/research¶
Conduct background research on a topic relevant to your ML project. This command generates a structured research artifact and saves it to the research directory.
Usage¶
What It Does¶
- Analyzes project context -- Reads your codebase, recent experiments, and current challenges to determine what research would be most valuable.
- Gathers information -- Searches for relevant techniques, papers, best practices, and implementation strategies.
- Synthesizes findings -- Produces a structured Markdown document with a clear summary, key references, and actionable recommendations.

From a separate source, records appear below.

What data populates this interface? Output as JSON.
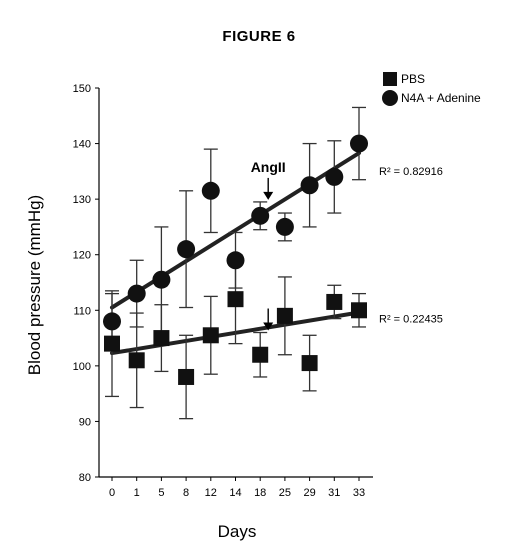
{
  "figure_title": "FIGURE 6",
  "chart_data": {
    "type": "scatter",
    "xlabel": "Days",
    "ylabel": "Blood pressure (mmHg)",
    "ylim": [
      80,
      150
    ],
    "yticks": [
      80,
      90,
      100,
      110,
      120,
      130,
      140,
      150
    ],
    "categories": [
      "0",
      "1",
      "5",
      "8",
      "12",
      "14",
      "18",
      "25",
      "29",
      "31",
      "33"
    ],
    "series": [
      {
        "name": "PBS",
        "marker": "square",
        "color": "#111111",
        "values": [
          104,
          101,
          105,
          98,
          105.5,
          112,
          102,
          109,
          100.5,
          111.5,
          110
        ],
        "error": [
          9.5,
          8.5,
          6.0,
          7.5,
          7.0,
          8.0,
          4.0,
          7.0,
          5.0,
          3.0,
          3.0
        ],
        "trendline": {
          "start": 102.3,
          "end": 109.6
        },
        "r2_label": "R² = 0.22435"
      },
      {
        "name": "N4A + Adenine",
        "marker": "circle",
        "color": "#111111",
        "values": [
          108,
          113,
          115.5,
          121,
          131.5,
          119,
          127,
          125,
          132.5,
          134,
          140
        ],
        "error": [
          5.0,
          6.0,
          9.5,
          10.5,
          7.5,
          5.0,
          2.5,
          2.5,
          7.5,
          6.5,
          6.5
        ],
        "trendline": {
          "start": 110.5,
          "end": 138.3
        },
        "r2_label": "R² = 0.82916"
      }
    ],
    "annotations": [
      {
        "text": "AngII",
        "category": "18",
        "arrow_series": "N4A + Adenine"
      },
      {
        "text": "",
        "category": "18",
        "arrow_series": "PBS"
      }
    ],
    "grid": false,
    "legend_position": "top-right"
  }
}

- Saves the artifact -- Writes the research note to
.researchpad/experiments/research/with a date-prefixed filename.
Example¶
This might produce a file like:
With contents:
# Learning Rate Scheduling Strategies
## Summary
Explored cosine annealing, warm restarts, and one-cycle policies
for improving convergence on the current dataset.
## Key Findings
- Cosine annealing with warm restarts showed 12% faster convergence
in similar problem domains
- One-cycle policy is particularly effective for fine-tuning
## References
- Smith & Topin, 2019: Super-Convergence
- Loshchilov & Hutter, 2017: SGDR
## Recommendations
1. Try cosine annealing with T_0=10, T_mult=2
2. Compare against current StepLR schedule
Artifact Format¶
Each research artifact is a Markdown file saved to:
.researchpad/experiments/research/YYYY-MM-DD-topic.md
The file follows a consistent structure: title, summary, key findings, references, and recommendations. The dashboard renders these files in the Research panel.